“The Talk” is one of the most important things that you will do as a parent, but it’s one of the things that parents dread the most. Your child deserves to have accurate information about sex and relationships. If the info doesn’t come from you, he’ll get it from someone else–someone whose values may not be the same as yours. Though you may be nervous or embarrassed about talking with your child about sex, WebMD reports that children who are able to talk with their parents about sex are more likely to wait longer to have intercourse.
Start talking about sex early, and use age-appropriate terminology when you do. For example, a very young child may only need to know that a “seed grows in a mommy’s tummy,” but older children will want to know more details.
Use books as a guide. Books written for the purpose of talking to kids about sex include basic pictures of how things happen, including diagrams of the reproductive systems. They can act as a way to initiate the conversation if the right time hasn’t presented itself.

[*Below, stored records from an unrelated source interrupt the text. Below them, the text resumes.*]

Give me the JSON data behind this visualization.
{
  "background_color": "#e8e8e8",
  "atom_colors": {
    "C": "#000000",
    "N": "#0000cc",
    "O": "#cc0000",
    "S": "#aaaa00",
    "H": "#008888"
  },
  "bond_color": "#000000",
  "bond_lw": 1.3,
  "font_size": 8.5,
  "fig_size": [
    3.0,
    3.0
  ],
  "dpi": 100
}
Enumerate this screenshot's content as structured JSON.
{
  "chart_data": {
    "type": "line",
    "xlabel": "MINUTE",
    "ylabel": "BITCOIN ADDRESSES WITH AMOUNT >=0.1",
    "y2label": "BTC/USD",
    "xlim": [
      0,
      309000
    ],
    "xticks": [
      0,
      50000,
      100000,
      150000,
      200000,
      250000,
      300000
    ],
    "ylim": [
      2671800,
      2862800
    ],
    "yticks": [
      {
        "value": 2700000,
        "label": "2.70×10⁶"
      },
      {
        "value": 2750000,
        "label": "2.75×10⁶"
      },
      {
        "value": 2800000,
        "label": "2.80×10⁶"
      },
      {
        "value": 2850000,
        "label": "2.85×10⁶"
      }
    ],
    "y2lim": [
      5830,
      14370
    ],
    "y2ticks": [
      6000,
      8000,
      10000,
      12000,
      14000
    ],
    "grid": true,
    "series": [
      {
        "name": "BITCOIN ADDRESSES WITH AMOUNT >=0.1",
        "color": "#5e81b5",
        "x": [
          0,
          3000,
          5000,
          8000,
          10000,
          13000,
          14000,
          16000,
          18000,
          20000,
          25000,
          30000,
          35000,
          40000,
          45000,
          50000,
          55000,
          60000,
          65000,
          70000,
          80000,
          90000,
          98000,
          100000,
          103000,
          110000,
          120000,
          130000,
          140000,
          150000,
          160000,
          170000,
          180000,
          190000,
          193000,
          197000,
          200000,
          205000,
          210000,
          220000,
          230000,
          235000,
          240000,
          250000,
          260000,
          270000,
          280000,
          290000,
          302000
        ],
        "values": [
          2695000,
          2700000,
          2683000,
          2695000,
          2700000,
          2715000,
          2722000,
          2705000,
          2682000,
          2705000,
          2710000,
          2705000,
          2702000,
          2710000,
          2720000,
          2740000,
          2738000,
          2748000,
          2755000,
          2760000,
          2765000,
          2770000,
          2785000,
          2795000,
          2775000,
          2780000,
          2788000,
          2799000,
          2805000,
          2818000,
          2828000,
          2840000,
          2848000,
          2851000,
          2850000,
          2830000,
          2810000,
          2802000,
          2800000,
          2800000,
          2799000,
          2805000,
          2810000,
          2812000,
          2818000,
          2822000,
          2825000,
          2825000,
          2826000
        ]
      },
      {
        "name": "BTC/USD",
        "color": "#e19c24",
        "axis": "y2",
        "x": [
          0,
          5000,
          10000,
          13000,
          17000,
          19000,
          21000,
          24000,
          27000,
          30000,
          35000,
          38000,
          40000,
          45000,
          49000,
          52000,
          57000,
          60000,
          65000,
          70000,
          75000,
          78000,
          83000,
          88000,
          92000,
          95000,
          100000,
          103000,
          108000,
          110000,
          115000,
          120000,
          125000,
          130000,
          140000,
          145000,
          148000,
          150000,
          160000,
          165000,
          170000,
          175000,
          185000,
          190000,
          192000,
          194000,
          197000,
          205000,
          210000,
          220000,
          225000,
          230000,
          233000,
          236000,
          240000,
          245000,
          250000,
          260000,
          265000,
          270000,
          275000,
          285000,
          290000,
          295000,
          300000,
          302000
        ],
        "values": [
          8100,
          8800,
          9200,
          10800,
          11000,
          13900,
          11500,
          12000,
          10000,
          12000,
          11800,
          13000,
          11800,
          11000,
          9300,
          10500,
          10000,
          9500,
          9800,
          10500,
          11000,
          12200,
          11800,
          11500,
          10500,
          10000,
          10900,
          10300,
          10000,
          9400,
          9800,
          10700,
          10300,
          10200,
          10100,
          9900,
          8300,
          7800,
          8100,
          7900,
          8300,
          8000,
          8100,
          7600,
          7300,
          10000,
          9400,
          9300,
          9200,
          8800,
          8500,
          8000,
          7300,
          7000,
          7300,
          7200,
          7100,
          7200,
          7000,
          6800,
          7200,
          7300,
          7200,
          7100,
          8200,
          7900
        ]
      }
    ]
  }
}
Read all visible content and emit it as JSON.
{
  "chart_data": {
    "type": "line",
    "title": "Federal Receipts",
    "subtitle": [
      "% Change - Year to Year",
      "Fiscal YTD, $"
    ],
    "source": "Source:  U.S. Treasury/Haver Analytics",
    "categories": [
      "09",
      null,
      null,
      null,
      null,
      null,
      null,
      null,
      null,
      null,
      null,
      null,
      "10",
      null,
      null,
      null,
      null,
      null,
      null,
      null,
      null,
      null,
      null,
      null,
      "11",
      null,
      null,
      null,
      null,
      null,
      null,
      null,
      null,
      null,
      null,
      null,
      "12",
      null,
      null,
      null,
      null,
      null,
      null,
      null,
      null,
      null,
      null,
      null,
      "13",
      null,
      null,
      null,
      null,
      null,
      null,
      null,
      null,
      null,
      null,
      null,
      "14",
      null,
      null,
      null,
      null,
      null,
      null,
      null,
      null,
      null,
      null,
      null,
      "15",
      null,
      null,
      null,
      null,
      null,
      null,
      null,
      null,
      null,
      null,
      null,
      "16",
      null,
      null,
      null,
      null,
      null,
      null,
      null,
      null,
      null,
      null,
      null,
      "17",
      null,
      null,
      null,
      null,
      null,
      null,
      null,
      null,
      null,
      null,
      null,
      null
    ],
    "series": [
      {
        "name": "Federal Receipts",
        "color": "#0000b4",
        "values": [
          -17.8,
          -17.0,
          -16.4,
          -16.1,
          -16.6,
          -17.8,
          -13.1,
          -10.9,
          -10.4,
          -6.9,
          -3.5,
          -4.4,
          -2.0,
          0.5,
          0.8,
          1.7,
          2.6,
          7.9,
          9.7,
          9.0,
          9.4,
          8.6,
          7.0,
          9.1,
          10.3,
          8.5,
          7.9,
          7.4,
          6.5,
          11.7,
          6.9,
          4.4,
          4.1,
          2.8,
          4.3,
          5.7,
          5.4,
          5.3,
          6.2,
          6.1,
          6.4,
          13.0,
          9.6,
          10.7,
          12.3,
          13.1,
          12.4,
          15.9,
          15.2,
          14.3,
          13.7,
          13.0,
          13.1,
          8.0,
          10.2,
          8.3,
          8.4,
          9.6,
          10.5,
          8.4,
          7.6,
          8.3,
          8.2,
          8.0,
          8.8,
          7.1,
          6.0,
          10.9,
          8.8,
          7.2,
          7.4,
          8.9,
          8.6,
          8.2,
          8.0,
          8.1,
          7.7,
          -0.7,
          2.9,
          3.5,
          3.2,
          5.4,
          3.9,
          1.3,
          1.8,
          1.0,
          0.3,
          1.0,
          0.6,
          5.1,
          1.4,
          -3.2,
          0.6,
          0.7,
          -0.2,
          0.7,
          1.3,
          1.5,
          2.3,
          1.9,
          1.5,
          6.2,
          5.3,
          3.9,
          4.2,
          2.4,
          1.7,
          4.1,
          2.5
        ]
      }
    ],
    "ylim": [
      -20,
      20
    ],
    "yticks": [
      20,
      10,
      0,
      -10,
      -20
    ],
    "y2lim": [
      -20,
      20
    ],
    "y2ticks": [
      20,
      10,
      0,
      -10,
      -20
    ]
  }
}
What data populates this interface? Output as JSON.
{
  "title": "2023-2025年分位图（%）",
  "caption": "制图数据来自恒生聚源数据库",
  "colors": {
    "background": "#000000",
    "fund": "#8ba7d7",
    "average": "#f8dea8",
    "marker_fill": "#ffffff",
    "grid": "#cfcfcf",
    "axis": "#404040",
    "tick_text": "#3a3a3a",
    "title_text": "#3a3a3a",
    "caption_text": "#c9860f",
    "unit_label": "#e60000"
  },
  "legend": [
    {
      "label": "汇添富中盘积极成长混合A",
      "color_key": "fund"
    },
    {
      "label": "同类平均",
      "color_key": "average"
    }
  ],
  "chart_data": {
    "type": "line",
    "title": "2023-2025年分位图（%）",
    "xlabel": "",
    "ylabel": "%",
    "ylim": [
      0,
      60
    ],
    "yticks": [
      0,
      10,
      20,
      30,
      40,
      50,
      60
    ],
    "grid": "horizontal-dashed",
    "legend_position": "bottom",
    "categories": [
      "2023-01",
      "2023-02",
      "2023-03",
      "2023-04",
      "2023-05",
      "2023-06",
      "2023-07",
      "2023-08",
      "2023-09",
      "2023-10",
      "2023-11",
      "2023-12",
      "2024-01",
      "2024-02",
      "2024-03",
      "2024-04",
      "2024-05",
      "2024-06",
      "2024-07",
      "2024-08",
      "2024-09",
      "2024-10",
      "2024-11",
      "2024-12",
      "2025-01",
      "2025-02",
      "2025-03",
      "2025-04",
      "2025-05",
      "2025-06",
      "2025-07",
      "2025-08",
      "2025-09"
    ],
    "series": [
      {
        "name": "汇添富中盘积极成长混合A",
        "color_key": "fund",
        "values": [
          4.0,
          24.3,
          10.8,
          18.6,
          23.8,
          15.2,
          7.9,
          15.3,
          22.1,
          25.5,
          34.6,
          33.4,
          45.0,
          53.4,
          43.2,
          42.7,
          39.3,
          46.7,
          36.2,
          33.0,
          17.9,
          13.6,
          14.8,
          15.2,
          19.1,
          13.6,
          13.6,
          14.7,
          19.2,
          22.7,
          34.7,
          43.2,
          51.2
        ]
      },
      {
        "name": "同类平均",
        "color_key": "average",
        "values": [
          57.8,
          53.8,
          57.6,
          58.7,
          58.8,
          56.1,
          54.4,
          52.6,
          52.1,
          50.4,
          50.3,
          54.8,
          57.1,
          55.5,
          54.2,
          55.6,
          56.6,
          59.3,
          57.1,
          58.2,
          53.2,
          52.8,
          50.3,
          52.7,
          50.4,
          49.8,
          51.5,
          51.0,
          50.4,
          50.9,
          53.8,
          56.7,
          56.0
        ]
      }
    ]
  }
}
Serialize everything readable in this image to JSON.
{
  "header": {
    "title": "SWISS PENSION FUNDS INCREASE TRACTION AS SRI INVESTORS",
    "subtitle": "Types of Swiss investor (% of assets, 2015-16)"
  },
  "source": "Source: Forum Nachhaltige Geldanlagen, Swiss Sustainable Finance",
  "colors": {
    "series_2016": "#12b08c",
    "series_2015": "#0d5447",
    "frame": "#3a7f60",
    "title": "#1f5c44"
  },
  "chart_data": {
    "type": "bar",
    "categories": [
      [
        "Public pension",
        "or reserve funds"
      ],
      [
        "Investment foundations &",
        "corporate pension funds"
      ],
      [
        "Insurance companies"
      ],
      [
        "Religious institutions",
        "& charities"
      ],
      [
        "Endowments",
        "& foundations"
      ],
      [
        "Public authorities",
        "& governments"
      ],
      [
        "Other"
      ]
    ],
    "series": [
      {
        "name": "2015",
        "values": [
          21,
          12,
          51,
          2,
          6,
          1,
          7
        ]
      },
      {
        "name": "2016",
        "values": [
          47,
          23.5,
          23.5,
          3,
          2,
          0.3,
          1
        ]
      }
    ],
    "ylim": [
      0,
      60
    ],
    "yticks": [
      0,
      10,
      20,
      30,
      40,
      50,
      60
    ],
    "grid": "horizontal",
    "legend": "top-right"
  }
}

Encourage questions. Your children are likely to have questions about sex. Answer them honestly.
Place sex in the context of loving relationships. As adults, we know that not all sex happens inside relationships, but the sex that is most fulfilling usually does. Expand your discussion of sex to include dating, being in a relationship and caring about the other person. If you follow a religion that discourages or forbids premarital sex, include that in the discussion.
Discuss the darker sides of sex. Include a discussion about rape, unwanted pregnancy and sexually transmitted diseases and how to prevent them.
Talk about images in the media and news that deal with sex. Situations in movies and the news can give you opportunities to talk about the topic. For example, if you see a movie that includes a scene where a young girl is pressured to have sex, you can discuss what your teen might have done in the situation–such as, how your daughter would have said no or what your son could have done if a girl said no.
- You cannot shield your child from sex forever. Proper knowledge will help keep her safe.